Being a landlord can be fun—if you do it right

No matter how great you are at finding good rental property deals, you could lose everything if you don’t manage your properties correctly. Being a landlord doesn’t have to mean middle-of-the-night phone calls, costly evictions, or daily frustrations with ungrateful tenants.


4. Not screening co-applicants

One of the most important tenant screening mistakes to avoid is not screening the co-applicants. Everyone needs to be screened, not just fill out a rental application. If you don’t screen co-applicants, you run the risk of having major problems with your renters.

Co-applicants can stop contributing to rent or suddenly move out, leaving the primary renter high and dry and unable to make the full month’s rental payment. Some landlords do not allow a renter to have contributing roommates for this reason.

Additionally, married co-applicants and grown children should be screened for prior evictions, criminal history, and a low credit score. Failure to effectively screen these co-applicants could cause you major headaches in the future.

For example, I failed to screen a co-applicant boyfriend of a female tenant who moved into one of my apartment units. I ended up having to deal with the FBI, runaway tenants, and a left-behind vehicle that I had to pay to get removed.

Bottom line: A co-applicant is also a prospective tenant and should always undergo the same tenant screening process as the primary potential tenant.

5. Not complying with housing laws

Landlords have an obligation to check fair housing laws in their area before screening a potential tenant. Keep in mind some local laws go a step further than federal laws.

Fair housing laws exist to protect a potential tenant from discrimination based on certain characteristics such as marital status, gender identity, race, religion, and more.

Failure to comply with local and federal housing laws results in negative legal ramifications for a landlord. If a potential tenant determines that they are being discriminated against, you could end up with a lawsuit on your hands.

Ensure you check the fair housing laws for your specific city because these can differ drastically from city to city within the same state.
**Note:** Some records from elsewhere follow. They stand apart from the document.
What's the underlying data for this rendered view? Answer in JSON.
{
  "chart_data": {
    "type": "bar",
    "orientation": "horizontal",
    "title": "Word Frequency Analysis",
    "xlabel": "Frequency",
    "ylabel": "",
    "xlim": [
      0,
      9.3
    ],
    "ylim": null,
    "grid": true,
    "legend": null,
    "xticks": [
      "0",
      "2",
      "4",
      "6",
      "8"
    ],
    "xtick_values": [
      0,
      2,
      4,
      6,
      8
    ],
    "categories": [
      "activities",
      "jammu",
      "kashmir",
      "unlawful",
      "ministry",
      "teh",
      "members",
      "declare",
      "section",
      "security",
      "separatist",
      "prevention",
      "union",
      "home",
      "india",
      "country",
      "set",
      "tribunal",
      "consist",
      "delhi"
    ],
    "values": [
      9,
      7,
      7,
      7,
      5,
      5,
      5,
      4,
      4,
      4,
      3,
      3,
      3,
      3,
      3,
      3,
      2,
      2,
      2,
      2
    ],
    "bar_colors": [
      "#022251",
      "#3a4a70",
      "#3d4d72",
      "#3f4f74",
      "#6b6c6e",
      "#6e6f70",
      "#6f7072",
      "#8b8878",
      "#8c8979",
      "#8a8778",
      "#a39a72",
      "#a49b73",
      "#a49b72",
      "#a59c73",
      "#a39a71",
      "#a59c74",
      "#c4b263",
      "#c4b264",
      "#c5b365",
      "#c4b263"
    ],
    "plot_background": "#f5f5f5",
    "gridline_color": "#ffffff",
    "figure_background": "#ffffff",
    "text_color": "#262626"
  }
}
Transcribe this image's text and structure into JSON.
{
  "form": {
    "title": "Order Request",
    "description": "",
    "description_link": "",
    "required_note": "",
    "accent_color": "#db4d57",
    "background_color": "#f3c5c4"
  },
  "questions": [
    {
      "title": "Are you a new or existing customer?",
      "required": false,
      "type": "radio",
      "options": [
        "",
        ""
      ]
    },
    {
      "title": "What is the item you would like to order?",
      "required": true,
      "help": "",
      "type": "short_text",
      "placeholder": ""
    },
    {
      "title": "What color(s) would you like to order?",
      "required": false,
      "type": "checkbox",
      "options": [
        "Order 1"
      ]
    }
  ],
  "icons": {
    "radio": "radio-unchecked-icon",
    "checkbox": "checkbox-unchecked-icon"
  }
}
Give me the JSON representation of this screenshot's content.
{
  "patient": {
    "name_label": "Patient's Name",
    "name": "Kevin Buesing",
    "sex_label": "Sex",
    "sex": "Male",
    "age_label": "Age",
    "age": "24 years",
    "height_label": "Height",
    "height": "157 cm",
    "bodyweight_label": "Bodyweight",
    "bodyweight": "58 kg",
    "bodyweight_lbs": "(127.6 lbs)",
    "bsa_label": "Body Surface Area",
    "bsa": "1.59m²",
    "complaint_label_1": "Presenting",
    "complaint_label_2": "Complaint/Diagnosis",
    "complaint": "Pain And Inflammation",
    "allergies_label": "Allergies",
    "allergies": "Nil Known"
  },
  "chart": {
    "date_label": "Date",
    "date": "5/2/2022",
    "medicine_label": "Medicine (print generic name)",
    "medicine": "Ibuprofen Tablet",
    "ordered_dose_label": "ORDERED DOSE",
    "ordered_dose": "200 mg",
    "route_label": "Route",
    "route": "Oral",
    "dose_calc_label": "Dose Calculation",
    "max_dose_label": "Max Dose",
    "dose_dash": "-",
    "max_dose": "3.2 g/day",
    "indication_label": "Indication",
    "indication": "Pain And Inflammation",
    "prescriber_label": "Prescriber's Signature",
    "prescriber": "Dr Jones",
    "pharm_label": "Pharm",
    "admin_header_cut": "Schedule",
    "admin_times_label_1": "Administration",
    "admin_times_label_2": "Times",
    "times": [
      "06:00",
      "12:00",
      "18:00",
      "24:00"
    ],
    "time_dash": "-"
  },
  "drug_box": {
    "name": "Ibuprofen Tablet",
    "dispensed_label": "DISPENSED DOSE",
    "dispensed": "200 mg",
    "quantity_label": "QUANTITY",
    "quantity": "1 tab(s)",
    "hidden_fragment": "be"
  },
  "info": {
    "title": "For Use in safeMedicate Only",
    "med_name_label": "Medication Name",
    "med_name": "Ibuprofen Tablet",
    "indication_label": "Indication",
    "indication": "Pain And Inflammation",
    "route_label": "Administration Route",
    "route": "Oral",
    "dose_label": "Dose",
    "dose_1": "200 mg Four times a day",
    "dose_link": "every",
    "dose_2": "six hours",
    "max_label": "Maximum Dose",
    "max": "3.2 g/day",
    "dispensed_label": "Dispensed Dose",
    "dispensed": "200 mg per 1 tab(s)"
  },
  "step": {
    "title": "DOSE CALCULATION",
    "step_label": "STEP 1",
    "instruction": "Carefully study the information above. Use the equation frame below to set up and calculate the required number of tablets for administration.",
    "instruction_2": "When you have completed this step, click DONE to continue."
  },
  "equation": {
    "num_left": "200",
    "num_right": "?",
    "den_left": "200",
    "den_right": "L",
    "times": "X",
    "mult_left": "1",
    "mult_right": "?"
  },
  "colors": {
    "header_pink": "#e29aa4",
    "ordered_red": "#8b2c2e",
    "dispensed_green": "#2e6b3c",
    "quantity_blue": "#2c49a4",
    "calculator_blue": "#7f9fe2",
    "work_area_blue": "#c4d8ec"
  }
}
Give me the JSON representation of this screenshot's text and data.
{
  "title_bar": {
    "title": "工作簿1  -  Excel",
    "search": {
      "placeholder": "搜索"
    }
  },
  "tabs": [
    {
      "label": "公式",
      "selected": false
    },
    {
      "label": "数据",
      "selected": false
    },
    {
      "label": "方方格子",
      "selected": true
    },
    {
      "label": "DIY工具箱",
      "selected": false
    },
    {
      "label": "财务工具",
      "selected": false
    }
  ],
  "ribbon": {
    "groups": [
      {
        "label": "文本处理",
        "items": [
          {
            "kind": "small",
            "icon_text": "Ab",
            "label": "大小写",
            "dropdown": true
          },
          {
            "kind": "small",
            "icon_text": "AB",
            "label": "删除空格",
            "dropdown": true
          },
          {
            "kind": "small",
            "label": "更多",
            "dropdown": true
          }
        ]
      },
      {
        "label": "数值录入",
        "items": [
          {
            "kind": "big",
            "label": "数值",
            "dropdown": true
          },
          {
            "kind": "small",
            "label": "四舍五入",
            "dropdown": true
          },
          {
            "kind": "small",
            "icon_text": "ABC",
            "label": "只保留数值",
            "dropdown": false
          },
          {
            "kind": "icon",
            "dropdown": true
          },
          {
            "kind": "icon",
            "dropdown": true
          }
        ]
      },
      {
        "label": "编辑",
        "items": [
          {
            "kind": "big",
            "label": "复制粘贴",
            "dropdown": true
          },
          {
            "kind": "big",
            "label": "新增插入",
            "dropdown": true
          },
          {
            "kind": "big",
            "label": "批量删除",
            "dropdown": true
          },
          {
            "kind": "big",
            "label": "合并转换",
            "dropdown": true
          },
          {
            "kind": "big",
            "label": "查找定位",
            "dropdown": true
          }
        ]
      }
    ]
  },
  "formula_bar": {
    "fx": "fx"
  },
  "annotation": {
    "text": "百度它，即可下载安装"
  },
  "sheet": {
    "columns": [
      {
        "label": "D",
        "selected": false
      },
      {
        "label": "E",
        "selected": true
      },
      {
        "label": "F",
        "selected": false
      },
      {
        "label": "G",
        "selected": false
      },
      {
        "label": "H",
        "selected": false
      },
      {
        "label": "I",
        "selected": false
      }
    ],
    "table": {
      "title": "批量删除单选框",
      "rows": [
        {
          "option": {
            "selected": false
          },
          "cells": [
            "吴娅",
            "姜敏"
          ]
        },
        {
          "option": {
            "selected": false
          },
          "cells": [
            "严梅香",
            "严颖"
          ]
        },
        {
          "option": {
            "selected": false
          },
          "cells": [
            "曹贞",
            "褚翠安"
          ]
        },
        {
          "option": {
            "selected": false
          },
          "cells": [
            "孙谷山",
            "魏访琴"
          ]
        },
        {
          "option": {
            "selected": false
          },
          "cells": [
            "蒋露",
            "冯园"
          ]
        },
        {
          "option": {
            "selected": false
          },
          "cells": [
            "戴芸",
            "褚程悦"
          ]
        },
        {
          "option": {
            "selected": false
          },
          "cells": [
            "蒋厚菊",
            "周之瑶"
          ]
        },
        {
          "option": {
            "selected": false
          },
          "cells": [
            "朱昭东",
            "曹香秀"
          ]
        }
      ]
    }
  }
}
6. Not checking references, bank statements, and employment history

While all tenants and co-applicants should fill out an application drawn up by a property manager, you must require the screening process for all prospective tenants. Essential ingredients of this process include:

  • References – These should include non-relatives, professional references, and two landlord references.
  • Bank statements – These paint a pretty good picture of tenant spending habits, dates that they paid previous rent, when their paydays are, how often they go out to eat, and where their general priorities lie.
  • Employment history – Does the tenant have a secure job, and how long have they worked for this company?

When you fail to follow up on a potential tenant’s answers and claims, you set yourself up for dealing with potential fraud.

I’ve found that a surprising number of clever applicants put their friends’ phone numbers as their previous landlords. So, I ask open-ended questions about details like the exact dates of their friend’s move-in and move-out to try to expose these situations. I even check public records to confirm the owner of a property and when they bought it.

Additionally, I’ve had applicants mock up entire employment histories, complete with excuses as to why each of a half-dozen businesses isn’t available to be called for verification. The truth is that as the market gets better, the worst applicants get better too—better at lying, deception, and fraud.

Avoiding tenant screening mistakes

To recap, anytime you put a tenant in your rental property, you want to:

  • Thoroughly screen them, complete with eviction history and a criminal background check, even for co-applicants.
  • Take a security deposit.
  • Make sure they have the resources to pay the rent.

If you take someone on (like Kelly in the above example) because you’re desperate to fill a unit and drop your standards, the odds of you needing to evict are drastically higher. Always do your due diligence before handing out a lease.